Portugal: A Porto, le parc de Serralves, écrin idéal à la monumentalité d’Anish Kapoor

"Sectional body preparing for Monadic Singularity" © AFP

Le célèbre sculpteur Anish Kapoor a trouvé dans le parc de la Fondation Serralves à Porto, la grande ville du nord du Portugal, un lieu « idyllique » pour construire un dialogue poétique entre la nature et ses oeuvres, au rythme des jeux d’échelle et de perspective.

Sky Mirror
Sky Mirror © AFP

« Les meilleures sculptures sont tout autour », lance l’artiste britannique d’origine indienne en ouvrant les bras vers les arbres qui entourent l’oeuvre intitulée « Sky mirror », lors de la présentation de l’exposition qui s’est ouverte au public samedi.

« Est-ce que cela me suffit de placer un objet au milieu…? », s’interroge le sculpteur de 64 ans.

Là, dans cette clairière connue comme le Jardin de l’horloge solaire, il a posé un miroir concave qui retourne le paysage en plaçant le ciel sous les arbres. « Je m’intéresse à l’étrange rapport entre un objet et son image. Ici, l’objet est aussi une image », explique-t-il.

Sectional body preparing for Monadic Singularity
Sectional body preparing for Monadic Singularity© AFP

L’exposition intitulée Anish Kapoor: oeuvres, pensées, expériences — qui court jusqu’à janvier 2019 — est la première au Portugal à lui être entièrement consacré, et inaugure un nouveau rendez-vous annuel du musée d’art contemporain de Serralves, qui veut désormais ouvrir son parc à un nouveau projet artistique chaque été.

Elle est composée de quatre oeuvres placées à l’extérieur et par un ensemble de maquettes disposées à l’intérieur du musée, offrant une vue d’ensemble sur les travaux qui ont fait la renommée d’Anish Kapoor, comme le « Cloud Gate » de Chicago (2004), le « Leviathan » créé en 2011 pour le Grand Palais à Paris ou la tour métallique « Orbit » conçue lors des Jeux Olympiques de 2012 à Londres.

Inside
Inside « Sectional body preparing for Monadic Singularity » © AFP

Jardin anglais

L’artiste, lauréat 1991 du prestigieux prix Turner, avait suscité la polémique en 2015 avec son oeuvre « Dirty Corner » installée dans le parc du château de Versailles, près de Paris. Surnommée par certains « le vagin de la reine », cette sculpture monumentale à la connotation sexuelle évidente avait été vandalisée plusieurs fois, notamment avec des inscriptions à caractère antisémite.

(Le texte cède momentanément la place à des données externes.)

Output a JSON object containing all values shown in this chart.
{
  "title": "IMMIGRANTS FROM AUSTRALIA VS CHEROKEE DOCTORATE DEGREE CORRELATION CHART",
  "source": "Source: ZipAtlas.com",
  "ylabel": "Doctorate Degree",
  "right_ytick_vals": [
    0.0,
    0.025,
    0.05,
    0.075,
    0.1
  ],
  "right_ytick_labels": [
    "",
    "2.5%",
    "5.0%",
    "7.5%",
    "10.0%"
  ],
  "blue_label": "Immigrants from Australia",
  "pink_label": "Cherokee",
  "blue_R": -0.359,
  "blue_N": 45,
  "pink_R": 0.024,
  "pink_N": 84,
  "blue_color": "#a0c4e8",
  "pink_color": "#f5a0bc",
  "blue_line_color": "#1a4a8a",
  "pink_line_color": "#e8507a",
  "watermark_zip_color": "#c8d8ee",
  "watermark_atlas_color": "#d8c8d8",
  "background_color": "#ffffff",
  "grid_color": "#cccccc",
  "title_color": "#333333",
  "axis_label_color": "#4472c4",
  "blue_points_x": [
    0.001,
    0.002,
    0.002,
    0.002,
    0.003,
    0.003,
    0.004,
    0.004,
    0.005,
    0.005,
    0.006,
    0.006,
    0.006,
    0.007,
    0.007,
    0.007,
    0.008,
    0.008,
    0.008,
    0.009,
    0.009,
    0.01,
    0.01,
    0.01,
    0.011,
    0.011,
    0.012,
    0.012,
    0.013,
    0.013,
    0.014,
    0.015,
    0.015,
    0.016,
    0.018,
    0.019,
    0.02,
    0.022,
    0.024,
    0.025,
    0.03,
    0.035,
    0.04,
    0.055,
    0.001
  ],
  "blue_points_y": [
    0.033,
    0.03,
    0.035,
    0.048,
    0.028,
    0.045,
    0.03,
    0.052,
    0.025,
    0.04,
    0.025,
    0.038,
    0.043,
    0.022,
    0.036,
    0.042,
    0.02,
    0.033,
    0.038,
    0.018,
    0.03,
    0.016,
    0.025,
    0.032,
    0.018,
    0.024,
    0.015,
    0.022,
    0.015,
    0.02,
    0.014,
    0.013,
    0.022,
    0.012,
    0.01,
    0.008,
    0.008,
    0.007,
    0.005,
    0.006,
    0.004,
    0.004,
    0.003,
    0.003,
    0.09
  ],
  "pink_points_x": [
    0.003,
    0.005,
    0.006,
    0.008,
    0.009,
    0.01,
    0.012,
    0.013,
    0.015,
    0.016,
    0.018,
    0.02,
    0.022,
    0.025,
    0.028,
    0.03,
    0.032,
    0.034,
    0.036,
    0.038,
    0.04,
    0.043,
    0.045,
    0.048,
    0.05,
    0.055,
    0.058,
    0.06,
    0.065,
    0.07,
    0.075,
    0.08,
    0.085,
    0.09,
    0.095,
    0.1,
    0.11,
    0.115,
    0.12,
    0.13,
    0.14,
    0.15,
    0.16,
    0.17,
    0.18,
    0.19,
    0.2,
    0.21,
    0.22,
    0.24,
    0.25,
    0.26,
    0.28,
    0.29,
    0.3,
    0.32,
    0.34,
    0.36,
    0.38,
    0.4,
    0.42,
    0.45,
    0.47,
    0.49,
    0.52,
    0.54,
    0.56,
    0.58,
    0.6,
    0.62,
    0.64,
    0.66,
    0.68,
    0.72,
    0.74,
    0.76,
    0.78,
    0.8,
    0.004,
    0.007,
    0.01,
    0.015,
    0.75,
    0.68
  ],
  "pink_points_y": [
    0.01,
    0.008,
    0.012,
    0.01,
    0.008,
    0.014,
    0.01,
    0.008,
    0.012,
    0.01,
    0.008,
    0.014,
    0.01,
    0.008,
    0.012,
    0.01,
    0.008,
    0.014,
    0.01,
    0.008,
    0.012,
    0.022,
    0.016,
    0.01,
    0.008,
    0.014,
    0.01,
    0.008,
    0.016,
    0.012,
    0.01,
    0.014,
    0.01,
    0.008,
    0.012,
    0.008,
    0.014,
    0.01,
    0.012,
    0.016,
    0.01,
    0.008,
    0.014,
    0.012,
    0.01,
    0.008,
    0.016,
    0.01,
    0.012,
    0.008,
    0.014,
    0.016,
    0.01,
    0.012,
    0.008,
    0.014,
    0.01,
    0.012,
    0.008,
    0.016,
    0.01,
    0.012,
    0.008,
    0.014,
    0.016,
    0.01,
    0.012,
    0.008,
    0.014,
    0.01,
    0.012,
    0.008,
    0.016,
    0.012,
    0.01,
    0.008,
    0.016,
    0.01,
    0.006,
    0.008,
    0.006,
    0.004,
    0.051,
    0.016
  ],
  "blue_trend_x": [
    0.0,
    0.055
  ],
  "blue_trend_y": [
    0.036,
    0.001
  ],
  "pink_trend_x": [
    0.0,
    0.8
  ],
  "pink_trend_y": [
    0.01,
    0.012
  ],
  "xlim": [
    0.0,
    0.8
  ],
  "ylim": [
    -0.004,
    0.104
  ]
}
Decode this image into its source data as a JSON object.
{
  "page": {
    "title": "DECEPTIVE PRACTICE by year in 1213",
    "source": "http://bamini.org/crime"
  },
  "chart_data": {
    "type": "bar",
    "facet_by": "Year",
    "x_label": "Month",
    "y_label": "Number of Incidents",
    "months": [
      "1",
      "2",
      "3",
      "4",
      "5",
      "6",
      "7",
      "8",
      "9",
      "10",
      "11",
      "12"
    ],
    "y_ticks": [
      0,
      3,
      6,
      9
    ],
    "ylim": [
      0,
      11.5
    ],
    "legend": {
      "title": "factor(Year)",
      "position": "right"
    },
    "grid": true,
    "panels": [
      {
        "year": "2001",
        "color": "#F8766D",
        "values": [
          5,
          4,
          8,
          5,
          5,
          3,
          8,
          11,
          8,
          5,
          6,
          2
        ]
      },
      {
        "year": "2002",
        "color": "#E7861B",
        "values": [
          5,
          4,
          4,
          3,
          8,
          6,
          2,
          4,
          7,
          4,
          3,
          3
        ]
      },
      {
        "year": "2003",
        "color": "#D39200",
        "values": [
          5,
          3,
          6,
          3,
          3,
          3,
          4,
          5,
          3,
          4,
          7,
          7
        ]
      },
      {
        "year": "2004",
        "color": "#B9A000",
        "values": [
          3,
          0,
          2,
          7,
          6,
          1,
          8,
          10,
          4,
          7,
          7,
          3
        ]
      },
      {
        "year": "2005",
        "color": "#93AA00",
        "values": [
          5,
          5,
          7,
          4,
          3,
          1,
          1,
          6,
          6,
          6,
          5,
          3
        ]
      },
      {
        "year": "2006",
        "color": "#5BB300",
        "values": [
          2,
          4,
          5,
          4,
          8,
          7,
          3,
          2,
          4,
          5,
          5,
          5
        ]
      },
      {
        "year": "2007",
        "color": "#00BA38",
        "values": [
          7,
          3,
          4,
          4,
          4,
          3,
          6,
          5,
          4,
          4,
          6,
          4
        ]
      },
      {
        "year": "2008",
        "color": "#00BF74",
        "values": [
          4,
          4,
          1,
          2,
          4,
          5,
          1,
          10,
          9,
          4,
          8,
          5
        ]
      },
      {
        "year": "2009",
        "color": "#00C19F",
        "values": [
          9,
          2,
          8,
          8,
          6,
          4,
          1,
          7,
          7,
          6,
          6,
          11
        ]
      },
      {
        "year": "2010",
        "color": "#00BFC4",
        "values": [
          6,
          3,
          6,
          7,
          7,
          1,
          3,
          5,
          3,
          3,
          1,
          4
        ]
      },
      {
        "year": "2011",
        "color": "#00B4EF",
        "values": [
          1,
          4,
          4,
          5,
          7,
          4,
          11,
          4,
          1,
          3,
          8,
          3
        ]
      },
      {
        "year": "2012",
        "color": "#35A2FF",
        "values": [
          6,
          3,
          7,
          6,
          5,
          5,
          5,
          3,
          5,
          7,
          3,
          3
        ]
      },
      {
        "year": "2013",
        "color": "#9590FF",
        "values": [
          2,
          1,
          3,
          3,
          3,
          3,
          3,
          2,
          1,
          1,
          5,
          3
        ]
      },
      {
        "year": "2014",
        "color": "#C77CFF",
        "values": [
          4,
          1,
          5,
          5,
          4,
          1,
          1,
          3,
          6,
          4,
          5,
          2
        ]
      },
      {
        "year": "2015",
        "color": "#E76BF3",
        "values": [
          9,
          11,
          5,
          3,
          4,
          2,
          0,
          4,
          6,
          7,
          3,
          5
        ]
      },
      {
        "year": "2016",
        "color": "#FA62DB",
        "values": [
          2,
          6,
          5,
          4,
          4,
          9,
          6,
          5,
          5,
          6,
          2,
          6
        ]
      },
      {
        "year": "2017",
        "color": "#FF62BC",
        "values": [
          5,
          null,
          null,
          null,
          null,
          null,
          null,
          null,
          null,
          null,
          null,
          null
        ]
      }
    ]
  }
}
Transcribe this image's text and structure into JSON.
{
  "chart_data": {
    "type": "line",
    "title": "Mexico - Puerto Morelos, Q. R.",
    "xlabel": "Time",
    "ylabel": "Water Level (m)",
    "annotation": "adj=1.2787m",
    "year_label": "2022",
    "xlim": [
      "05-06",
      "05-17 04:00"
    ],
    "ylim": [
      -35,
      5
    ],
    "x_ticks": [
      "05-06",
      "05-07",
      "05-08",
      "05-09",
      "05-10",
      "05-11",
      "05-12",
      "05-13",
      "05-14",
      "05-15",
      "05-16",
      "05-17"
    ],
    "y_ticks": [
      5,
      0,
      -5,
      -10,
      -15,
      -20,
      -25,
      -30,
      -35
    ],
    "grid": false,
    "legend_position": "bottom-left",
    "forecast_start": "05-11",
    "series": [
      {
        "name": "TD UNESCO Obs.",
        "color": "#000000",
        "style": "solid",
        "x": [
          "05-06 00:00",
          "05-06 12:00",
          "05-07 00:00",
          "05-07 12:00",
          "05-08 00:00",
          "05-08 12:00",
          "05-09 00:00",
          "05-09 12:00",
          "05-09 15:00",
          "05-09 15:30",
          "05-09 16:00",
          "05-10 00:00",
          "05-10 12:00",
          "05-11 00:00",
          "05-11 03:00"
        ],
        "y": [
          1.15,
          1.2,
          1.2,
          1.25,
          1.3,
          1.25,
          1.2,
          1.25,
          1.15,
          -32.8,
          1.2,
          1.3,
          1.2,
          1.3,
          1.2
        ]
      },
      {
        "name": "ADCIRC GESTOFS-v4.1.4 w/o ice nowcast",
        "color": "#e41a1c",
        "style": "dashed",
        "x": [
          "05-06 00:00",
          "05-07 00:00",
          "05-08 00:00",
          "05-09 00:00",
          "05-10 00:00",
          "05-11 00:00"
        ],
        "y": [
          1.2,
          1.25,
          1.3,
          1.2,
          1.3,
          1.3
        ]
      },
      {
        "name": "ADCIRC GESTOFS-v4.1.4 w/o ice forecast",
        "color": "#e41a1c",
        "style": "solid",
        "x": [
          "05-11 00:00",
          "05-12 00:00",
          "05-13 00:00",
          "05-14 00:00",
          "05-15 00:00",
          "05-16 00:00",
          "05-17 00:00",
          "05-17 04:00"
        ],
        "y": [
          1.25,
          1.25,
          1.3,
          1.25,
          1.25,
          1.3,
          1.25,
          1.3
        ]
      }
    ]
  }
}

« Serralves est complètement à l’opposé de Versailles. Ce parc me rappelle un jardin anglais, avec ses différents recoins, tandis qu’à Versailles tout est très rangé », décrit-il.

Les deux endroits l’on donc inspiré de façon très diverse: « A Versailles j’ai voulu être disruptif, mais ici j’ai travaillé en unisson avec le paysage ».

Conçu dans les années 1930 par l’architecte français Jacques Gréber, le parc de Serralves s’étend sur 18 hectares, comme une île de verdure en pleine ville de Porto.

Une des oeuvres de Kapoor partage l’espace le musée de Serralves, bâti en 1991 selon un projet de l’architecte portugais Alvaro Siza Vieira, lui-même originaire de Porto et qui, d’après Anish Kapoor, est « un des plus grands architectes de notre temps ».

Pouvoir de l’imagination

« Serralves a un esprit très unique et il faut être un artiste très spécial comme Anish Kapoor afin de construire un dialogue avec les lieux qui ne soit ni passif ni décoratif », relève Suzanne Cotter, curatrice de l’exposition et ancienne directrice du musée.

Pour l’actuel responsable de Serralves, Joao Ribas, le sculpteur parvient à rétablir l’artiste dans son rôle de « défenseur du pouvoir de l’imagination ».

Descent into limbo
Descent into limbo© AFP

Cette idée est illustrée notamment par l’oeuvre « Descent into limbo », formée par un bloc de béton dans lequel le visiteur pénètre par une petite porte pour y découvrir un cercle noir peint à même le sol, qui fait l’effet d’un puits profond.

« C’est un objet qui n’est pas un objet », s’amuse l’artiste en suggérant plusieurs interprétations possibles: « Cela peut nous conduire jusqu’au centre de la terre et cela représente aussi l’obscurité que nous trouvons à l’intérieur de nous-mêmes. »

Une cinquième sculpture est en cours de réalisation et sera dévoilée à l’automne. D’après sa maquette, il s’agira d’une immense vague formée par « de la terre qui se plie sur elle-même » et qui, espère l’artiste, viendra elle aussi créer une « sensation d’émerveillement ».